As for Cody, I’m also a bit of a tech fan, although only in certain areas and only as a consumer; coding (sorry Cody!) is beyond me. I have flown a drone, and was in awe of the image from the high-res camera. I also have the same capacity Cody does of getting so wrapped up in a project that everything else falls by the wayside!
This is your second Last Stand series. Can you share how you manage to write stories in a town with so many different authors writing their own characters?
It’s probably a bit easier for me since thanks to Tule I had the good fortune to be deeply involved in the creation of Last Stand as a location. I love the Hill Country anyway, so I was delighted when Tule wanted to build this community. Having been in on the ground floor as it were, I feel as if I could find my way around if I ever was magically plopped down there, since I helped choose much of what’s there, especially the Main Street/common areas. I called on my law enforcement background to help create the traffic accident that was instrumental in launching the series for the foundation authors, so I’m fully invested in Last Stand. That said, it’s wonderful to work with some great authors, where you can send out a question and get helpful answers on characters, places, or anything else you might need to borrow!
What are you currently reading?
While my Regency binge continues, Eve Gaddy’s Texas Cowgirl, set in neighboring Whiskey River (where I also “lived” for a while) jumped the line. I just finished it, and besides the great main couple, I adored the relationship between the hero and his lovable grandmother. Also just finished Margaret Mayhew’s I’ll Be Seeing You, and as a bit of a WWII buff, I loved the story of a woman trying to find her father, a Yank stationed in England during the war. Until I decide what’s next fictionally, the current read is something I’ve been slogging through for a while; the owner’s manual of a Cessna 206H. Ah, I love research…
About the Author
USA Today bestselling author of more than 70 books, (she sold her first ten in less than two years) Justine Davis is a five time winner of the coveted RWA RITA Award, including for being inducted into the RWA Hall of Fame. A fifteen time nominee for RT Book Review awards, she has won four times, received three of their lifetime achievement awards, and had four titles on the magazine’s 200 Best of all Time list. Her books have appeared on national best seller lists, including USA Today. She has been featured on CNN, taught at several national and international conferences, and at the UCLA writer’s program.

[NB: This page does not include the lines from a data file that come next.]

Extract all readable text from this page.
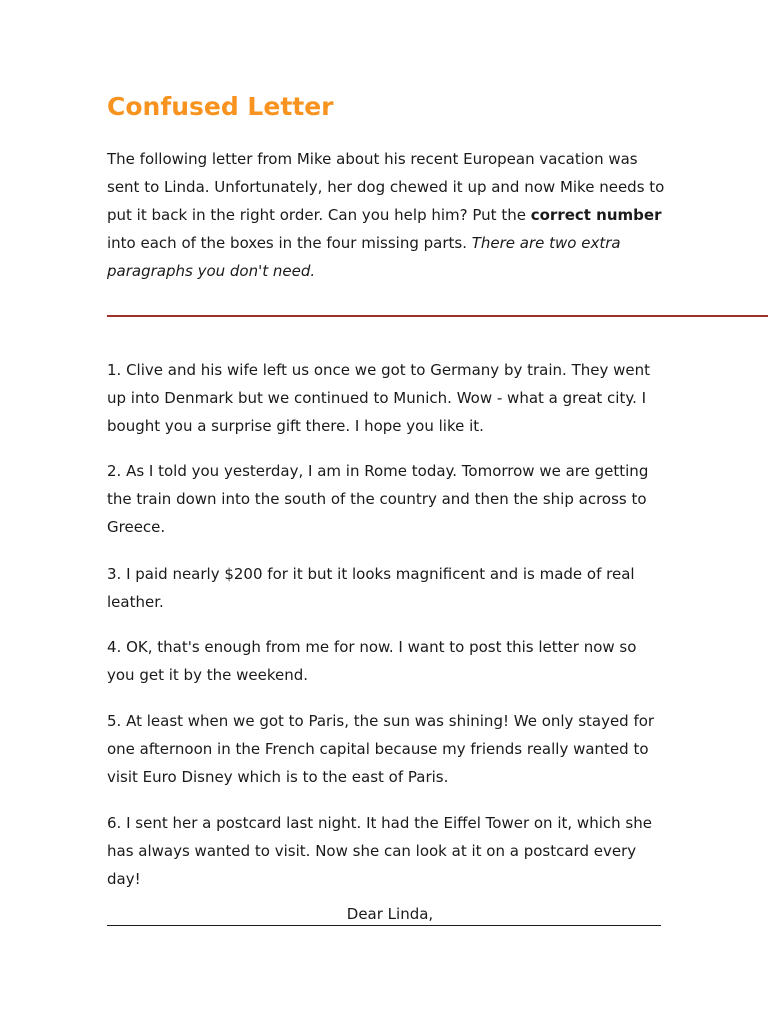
Confused Letter

The following letter from Mike about his recent European vacation was sent to Linda. Unfortunately, her dog chewed it up and now Mike needs to put it back in the right order. Can you help him? Put the correct number into each of the boxes in the four missing parts. There are two extra paragraphs you don't need.

1. Clive and his wife left us once we got to Germany by train. They went up into Denmark but we continued to Munich. Wow - what a great city. I bought you a surprise gift there. I hope you like it.

2. As I told you yesterday, I am in Rome today. Tomorrow we are getting the train down into the south of the country and then the ship across to Greece.

3. I paid nearly $200 for it but it looks magnificent and is made of real leather.

4. OK, that's enough from me for now. I want to post this letter now so you get it by the weekend.

5. At least when we got to Paris, the sun was shining! We only stayed for one afternoon in the French capital because my friends really wanted to visit Euro Disney which is to the east of Paris.

6. I sent her a postcard last night. It had the Eiffel Tower on it, which she has always wanted to visit. Now she can look at it on a postcard every day!

Dear Linda,
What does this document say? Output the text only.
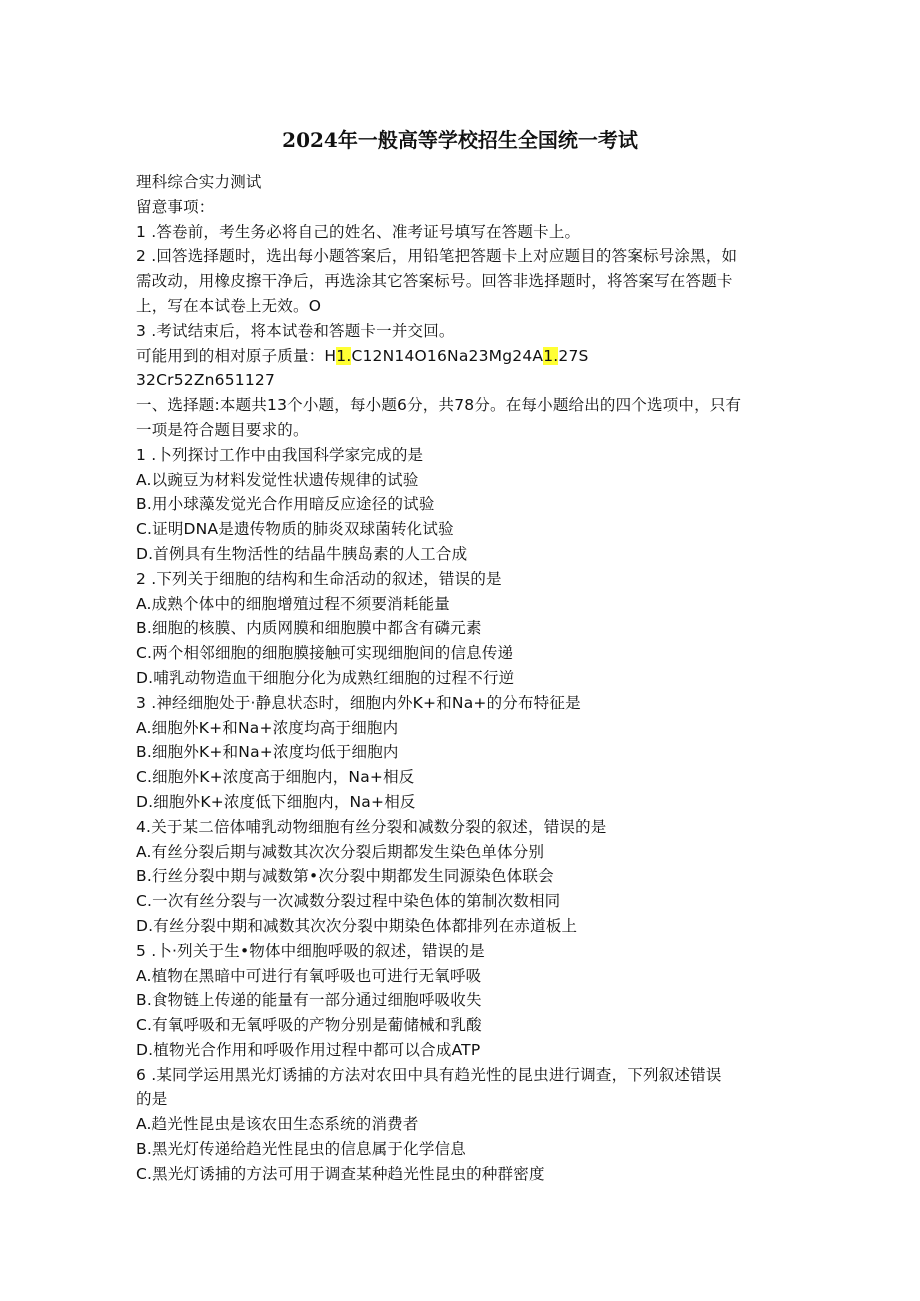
2024年一般高等学校招生全国统一考试
理科综合实力测试
留意事项：
1 .答卷前，考生务必将自己的姓名、准考证号填写在答题卡上。
2 .回答选择题时，选出每小题答案后，用铅笔把答题卡上对应题目的答案标号涂黑，如
需改动，用橡皮擦干净后，再选涂其它答案标号。回答非选择题时，将答案写在答题卡
上，写在本试卷上无效。O
3 .考试结束后，将本试卷和答题卡一并交回。
可能用到的相对原子质量：H1.C12N14O16Na23Mg24A1.27S
32Cr52Zn651127
一、选择题:本题共13个小题，每小题6分，共78分。在每小题给出的四个选项中，只有
一项是符合题目要求的。
1 .卜列探讨工作中由我国科学家完成的是
A.以豌豆为材料发觉性状遗传规律的试验
B.用小球藻发觉光合作用暗反应途径的试验
C.证明DNA是遗传物质的肺炎双球菌转化试验
D.首例具有生物活性的结晶牛胰岛素的人工合成
2 .下列关于细胞的结构和生命活动的叙述，错误的是
A.成熟个体中的细胞增殖过程不须要消耗能量
B.细胞的核膜、内质网膜和细胞膜中都含有磷元素
C.两个相邻细胞的细胞膜接触可实现细胞间的信息传递
D.哺乳动物造血干细胞分化为成熟红细胞的过程不行逆
3 .神经细胞处于·静息状态时，细胞内外K+和Na+的分布特征是
A.细胞外K+和Na+浓度均高于细胞内
B.细胞外K+和Na+浓度均低于细胞内
C.细胞外K+浓度高于细胞内，Na+相反
D.细胞外K+浓度低下细胞内，Na+相反
4.关于某二倍体哺乳动物细胞有丝分裂和减数分裂的叙述，错误的是
A.有丝分裂后期与减数其次次分裂后期都发生染色单体分别
B.行丝分裂中期与减数第•次分裂中期都发生同源染色体联会
C.一次有丝分裂与一次减数分裂过程中染色体的第制次数相同
D.有丝分裂中期和减数其次次分裂中期染色体都排列在赤道板上
5 .卜·列关于生•物体中细胞呼吸的叙述，错误的是
A.植物在黑暗中可进行有氧呼吸也可进行无氧呼吸
B.食物链上传递的能量有一部分通过细胞呼吸收失
C.有氧呼吸和无氧呼吸的产物分别是葡储械和乳酸
D.植物光合作用和呼吸作用过程中都可以合成ATP
6 .某同学运用黑光灯诱捕的方法对农田中具有趋光性的昆虫进行调查，下列叙述错误
的是
A.趋光性昆虫是该农田生态系统的消费者
B.黑光灯传递给趋光性昆虫的信息属于化学信息
C.黑光灯诱捕的方法可用于调查某种趋光性昆虫的种群密度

After years of working in law enforcement, and more years doing both, Justine now writes full time. She lives near beautiful Puget Sound in Washington State, peacefully coexisting with deer, bears, a pair of bald eagles, a tailless raccoon, and her beloved ’67 Corvette roadster. When she’s not writing, taking photographs, or driving said roadster (and yes, it goes very fast) she tends to her knitting. Literally.